给一个int的array,其中只有一个数字在array中只出现一次,其他数字都是成对出现的(一个数字出现两次),输出这个单一的数字。比如,input: [1, 1, 2, 2, 3, 5, 5, 9, 9], output: 3
Brute force是O(N)时间, 能比O(N)更快的只有O(lgN)的二分法. 由于是成对出现, target前和后个数一定是偶数个. 因此当nums[mid]对应的数出现两次且左边是偶数个时, target一定在右边. 同理当nums[mid]出现两次且右边是偶数个时, target一定在左边. 这道题比较有趣, 因为严格来说分界点并没有把数组分成不同性质的前后两段. 每次落点mid后, 通过len判断target在哪. 在算len时还要把mid - 1或mid + 1考虑进去. 无论怎么搞, 在考虑新范围时把当前不符合的范围全部刨除掉.

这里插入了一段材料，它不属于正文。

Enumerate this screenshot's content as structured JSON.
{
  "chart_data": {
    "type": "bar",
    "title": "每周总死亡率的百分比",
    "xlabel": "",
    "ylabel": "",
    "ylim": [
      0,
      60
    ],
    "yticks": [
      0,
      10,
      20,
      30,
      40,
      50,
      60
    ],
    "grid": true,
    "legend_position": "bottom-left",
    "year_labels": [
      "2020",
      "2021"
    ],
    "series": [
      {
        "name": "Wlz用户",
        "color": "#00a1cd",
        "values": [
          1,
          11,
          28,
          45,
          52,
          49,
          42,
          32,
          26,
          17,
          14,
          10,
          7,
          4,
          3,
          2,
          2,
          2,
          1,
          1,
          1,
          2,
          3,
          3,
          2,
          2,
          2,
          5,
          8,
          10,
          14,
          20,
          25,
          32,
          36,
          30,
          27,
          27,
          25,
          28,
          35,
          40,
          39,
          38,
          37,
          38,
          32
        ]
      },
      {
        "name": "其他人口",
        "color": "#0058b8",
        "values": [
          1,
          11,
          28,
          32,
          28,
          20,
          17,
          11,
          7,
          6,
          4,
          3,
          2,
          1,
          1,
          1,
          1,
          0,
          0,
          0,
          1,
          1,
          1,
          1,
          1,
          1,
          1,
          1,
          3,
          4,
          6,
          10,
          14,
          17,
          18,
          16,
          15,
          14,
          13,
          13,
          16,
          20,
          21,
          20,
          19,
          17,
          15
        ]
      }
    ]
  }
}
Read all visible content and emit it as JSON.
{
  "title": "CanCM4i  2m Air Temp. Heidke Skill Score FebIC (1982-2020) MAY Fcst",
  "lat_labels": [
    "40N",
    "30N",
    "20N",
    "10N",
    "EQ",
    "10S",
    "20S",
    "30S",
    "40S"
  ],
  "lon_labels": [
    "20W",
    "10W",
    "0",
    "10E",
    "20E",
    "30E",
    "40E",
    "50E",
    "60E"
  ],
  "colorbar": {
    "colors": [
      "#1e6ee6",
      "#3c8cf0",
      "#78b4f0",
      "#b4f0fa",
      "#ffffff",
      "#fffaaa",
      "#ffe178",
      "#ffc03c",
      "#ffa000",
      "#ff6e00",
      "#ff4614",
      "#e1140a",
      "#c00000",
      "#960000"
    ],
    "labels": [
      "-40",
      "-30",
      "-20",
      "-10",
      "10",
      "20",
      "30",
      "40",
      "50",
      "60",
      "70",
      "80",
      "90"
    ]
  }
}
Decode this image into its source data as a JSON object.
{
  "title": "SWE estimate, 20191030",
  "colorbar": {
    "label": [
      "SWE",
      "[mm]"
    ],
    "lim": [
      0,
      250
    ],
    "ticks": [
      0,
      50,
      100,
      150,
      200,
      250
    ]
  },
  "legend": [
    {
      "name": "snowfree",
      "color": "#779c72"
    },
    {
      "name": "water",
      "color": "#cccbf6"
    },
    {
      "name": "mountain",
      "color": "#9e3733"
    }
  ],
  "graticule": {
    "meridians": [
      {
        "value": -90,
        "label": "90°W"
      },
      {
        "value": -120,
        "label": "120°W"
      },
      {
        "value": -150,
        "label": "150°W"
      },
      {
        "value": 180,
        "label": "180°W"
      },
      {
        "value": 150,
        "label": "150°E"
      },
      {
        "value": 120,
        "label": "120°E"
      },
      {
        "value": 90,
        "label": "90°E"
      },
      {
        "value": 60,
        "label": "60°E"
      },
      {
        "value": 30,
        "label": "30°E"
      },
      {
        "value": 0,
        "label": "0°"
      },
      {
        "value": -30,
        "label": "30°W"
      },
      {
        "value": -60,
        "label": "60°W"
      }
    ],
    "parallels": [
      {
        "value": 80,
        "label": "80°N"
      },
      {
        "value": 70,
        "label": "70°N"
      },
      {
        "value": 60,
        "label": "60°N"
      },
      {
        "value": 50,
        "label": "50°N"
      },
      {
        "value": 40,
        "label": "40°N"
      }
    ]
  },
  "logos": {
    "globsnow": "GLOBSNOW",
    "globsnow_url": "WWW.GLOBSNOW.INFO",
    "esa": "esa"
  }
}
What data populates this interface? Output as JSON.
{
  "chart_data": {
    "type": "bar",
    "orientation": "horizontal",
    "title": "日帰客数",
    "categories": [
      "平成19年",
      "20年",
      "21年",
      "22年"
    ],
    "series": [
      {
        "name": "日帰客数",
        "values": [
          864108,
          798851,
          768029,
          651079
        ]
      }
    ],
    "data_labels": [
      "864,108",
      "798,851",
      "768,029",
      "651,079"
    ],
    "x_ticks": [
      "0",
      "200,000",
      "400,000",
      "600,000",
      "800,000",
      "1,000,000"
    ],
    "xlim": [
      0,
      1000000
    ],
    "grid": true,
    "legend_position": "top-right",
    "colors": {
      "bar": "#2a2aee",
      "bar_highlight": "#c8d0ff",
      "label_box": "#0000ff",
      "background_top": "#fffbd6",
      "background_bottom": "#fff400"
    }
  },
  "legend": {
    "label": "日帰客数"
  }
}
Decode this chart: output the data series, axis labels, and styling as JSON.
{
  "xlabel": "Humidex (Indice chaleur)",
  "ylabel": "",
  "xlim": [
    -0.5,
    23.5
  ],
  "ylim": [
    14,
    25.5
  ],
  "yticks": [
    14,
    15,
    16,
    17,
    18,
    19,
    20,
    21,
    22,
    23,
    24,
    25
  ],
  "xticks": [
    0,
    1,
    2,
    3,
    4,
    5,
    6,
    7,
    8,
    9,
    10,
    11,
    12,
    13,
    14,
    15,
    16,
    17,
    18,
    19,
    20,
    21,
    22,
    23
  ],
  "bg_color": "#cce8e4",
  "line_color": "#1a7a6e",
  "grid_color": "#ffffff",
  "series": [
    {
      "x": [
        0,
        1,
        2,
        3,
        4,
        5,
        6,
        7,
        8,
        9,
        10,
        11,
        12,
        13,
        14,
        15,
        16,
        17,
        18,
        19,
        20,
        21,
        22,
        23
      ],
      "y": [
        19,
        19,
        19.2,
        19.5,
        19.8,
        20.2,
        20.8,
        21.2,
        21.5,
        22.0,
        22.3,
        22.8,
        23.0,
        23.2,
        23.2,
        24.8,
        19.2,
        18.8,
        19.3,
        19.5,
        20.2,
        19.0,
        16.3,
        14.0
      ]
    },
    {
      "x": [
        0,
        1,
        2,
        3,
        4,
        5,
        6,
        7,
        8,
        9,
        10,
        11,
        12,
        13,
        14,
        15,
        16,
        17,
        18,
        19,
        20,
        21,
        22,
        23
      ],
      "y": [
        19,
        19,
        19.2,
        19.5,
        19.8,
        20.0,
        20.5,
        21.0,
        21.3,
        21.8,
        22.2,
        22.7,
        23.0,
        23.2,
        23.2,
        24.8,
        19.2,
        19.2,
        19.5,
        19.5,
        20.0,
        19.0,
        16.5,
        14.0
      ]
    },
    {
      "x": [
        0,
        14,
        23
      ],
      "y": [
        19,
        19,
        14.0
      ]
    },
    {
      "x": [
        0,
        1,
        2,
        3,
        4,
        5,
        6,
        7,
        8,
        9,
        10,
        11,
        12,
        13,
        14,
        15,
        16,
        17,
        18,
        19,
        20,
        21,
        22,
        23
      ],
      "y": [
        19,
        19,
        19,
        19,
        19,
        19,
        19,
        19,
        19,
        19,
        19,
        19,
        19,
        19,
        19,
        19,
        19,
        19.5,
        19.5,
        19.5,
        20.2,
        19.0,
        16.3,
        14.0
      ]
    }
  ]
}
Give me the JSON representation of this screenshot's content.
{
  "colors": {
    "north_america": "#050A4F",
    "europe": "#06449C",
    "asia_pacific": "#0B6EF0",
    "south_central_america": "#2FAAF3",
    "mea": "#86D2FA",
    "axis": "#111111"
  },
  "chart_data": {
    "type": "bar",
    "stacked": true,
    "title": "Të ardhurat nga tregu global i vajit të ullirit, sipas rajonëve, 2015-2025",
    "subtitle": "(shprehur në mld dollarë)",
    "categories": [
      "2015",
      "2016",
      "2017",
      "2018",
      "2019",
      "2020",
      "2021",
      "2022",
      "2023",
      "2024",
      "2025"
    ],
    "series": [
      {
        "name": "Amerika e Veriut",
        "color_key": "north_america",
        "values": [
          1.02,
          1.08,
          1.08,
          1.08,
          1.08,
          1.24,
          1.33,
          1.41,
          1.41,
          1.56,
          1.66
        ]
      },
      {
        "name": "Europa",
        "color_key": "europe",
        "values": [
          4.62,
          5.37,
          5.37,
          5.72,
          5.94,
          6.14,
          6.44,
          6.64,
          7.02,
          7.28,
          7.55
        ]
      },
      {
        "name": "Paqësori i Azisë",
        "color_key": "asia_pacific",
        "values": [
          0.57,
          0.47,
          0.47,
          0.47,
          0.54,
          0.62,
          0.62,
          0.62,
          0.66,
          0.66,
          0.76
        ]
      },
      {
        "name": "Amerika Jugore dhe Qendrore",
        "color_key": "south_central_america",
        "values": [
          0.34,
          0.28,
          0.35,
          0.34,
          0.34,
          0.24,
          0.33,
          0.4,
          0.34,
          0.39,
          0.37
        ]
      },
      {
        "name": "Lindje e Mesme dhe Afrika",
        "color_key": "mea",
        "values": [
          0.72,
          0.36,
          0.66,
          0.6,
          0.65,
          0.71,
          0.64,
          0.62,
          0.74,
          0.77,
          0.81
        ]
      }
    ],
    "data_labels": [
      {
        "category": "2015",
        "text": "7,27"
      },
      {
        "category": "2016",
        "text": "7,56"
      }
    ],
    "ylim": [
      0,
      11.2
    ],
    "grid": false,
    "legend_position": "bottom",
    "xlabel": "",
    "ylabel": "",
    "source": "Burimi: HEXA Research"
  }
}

因此loop invariant 除了二分法最基本的target在nums[start, end]中外, 还有len([start, end]) % 2 == 1 ((end - start + 1) & 2 == 1).
import java.util.*;
public class MyClass {
public static int findSingle(int[] nums) {
int start = 0, end = nums.length - 1;
// does not quit even start == end
while (start <= end) {
int mid = start + (end - start) / 2;
if (mid > 0 && nums[mid] == nums[mid - 1]) {
int len = mid + 1;
if ((len & 1) == 0) {
start = mid + 1;
} else {
end = mid - 2;
}
} else if (mid + 1 < nums.length && nums[mid] == nums[mid + 1]) {
int len = mid + 2;
if ((len & 1) == 0) {
start = mid + 2;
} else {
end = mid - 1;
}
} else {
return nums[mid];
}
}
return -1;
}
public static void main(String args[]) {
int[] test1 = new int[]{7, 7, 9, 9, 8, 8, 6, 2, 2, 4, 4};
int[] test2 = new int[]{7, 7, 9, 8, 8, 6, 6, 2, 2, 4, 4};
int[] test3 = new int[]{1, 1, 2, 2, 3, 5, 5, 9, 9};
int[] test4 = new int[]{7, 7, 9, 9, 8, 8, 6, 6, 2, 2, 4};
int[] test5 = new int[]{7, 7, 9};
int[] test6 = new int[]{9, 7, 7};
int[] test7 = new int[]{9};
System.out.println("Solution: " + findSingle(test1));
System.out.println("Solution: " + findSingle(test2));
System.out.println("Solution: " + findSingle(test3));
System.out.println("Solution: " + findSingle(test4));
System.out.println("Solution: " + findSingle(test5));
System.out.println("Solution: " + findSingle(test6));
System.out.println("Solution: " + findSingle(test7));
}
}
Errors:
1. while (start <= end) 没写==. 因次当start == end时直接跳出循环, 返回-1. 而没有进入循环体内的return.
时间复杂度O(lgN).